Mariana - Programming at the end of the world

This page was last edited on 13 January 2024, at 20:05.


The long-stablished computational tools that are so often deemed essential in contemporary society have reached the point of being perceived as natural, given realities that overlook the engineered oppression and imperialist rationale embedded in dominant hardware and software. Moreover, digital informational technologies require an ever-increasing access to data, computational power, and infrastructure that gets entrenched over the entire planet, both literally and epistemologically.

The allure of computational fetishism, with its constant promises of newer and better technologies, exacerbates the strain on our planet's resources as one of the industries with the biggest carbon footprint that are predicted to only increase (Freitag et al. 2021). Paradoxically, as society becomes more dependent on these advanced tools, users and programmers1 alike find themselves increasingly detached from the inner workings of the machines they interact with daily. This predicament prompts a critical investigation of anti-capitalist alternatives to computation, decoupling it from big tech platformization and the commodity of the Cloud.

The central query arising from this discussion is the exploration of paths that diverge from the current computational paradigms characterized by capitalist overproduction, relentless innovation, and extractivist materiality. Rather than advocating for a simplistic return to retro-computing frameworks, the proposition is to underscore the importance of subverting, reimagining, and repurposing technology. Computers, with their complicated history, have long been entangled with harmful materiality, engineered biases, and discriminatory practices, particularly against multicultural perspectives and epistemes beyond the English-speaking West.

In response to that, there isn’t a single and universal solution, a but a proliferation of alternatives. In a “prompted everything” era it can be challenging to step back and inspect the inner logics of current black-boxed devices to understand how operational systems and programming languages work to propose radical alternatives to already established paradigms. The time and hard skills involved leave out many people who can’t afford to be this critical of big tech and industry practices, turning recent concepts such as (Heikkilä 2020), benign computing (Raghavan 2015), Collapse Informatics (Penzenstadler et al. 2015) and related propositions2 into a very white male-dominated, hardcore-programmer niche that flirts with purist ideologies and bourgeois romanticism (Mansoux et al. 2023).
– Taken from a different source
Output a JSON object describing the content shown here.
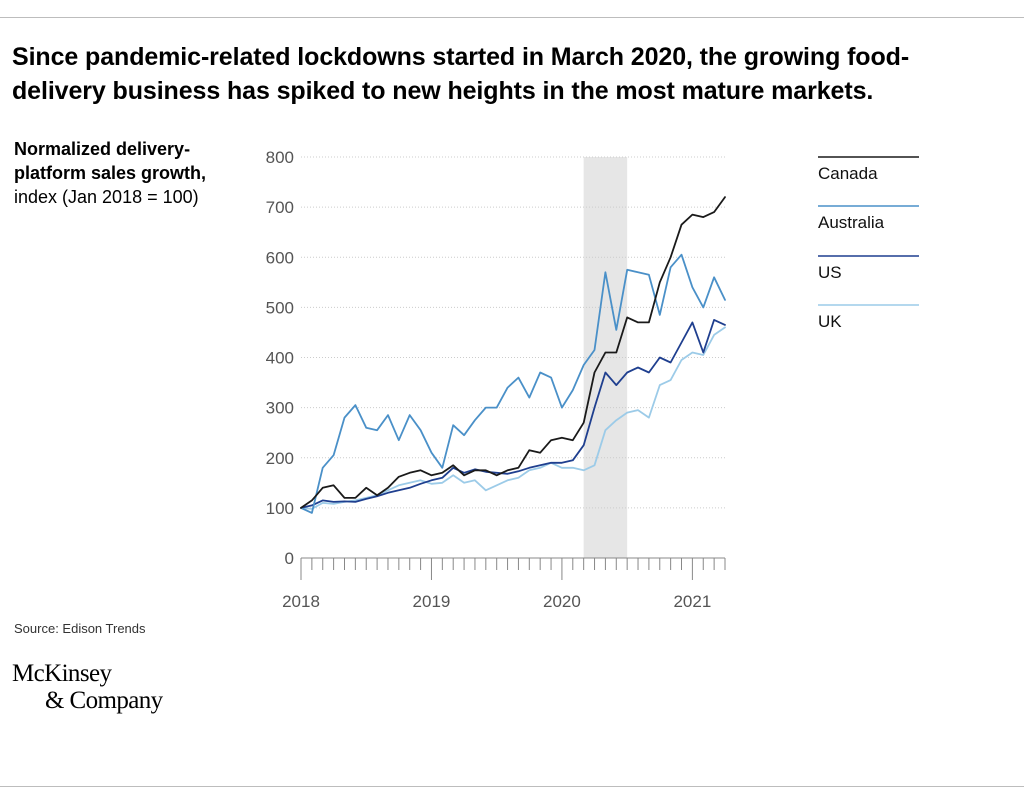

However, it could also be argued that the populations of many global majority countries face material limitations and economic hardships that requires ingenious alternative solutions as a way to hack reality in everyday life, exemplified by Brazilian ‘gambiarras’ and Cuban ‘rikimbilis’, what researcher Ernesto Oroza names as ‘objects of necessity’ (Oroza 2006). Implementing such alternatives necessitates mundane yet crucial work that like refactoring, maintenance, care, and a calculated use of resources. (Raghavan and Hasan in de Valk, 2022) Even though these will never be as exciting and fast as today’s cutting-edge devices, they offer what might be the only long-lasting option in an increasingly exhausted planet.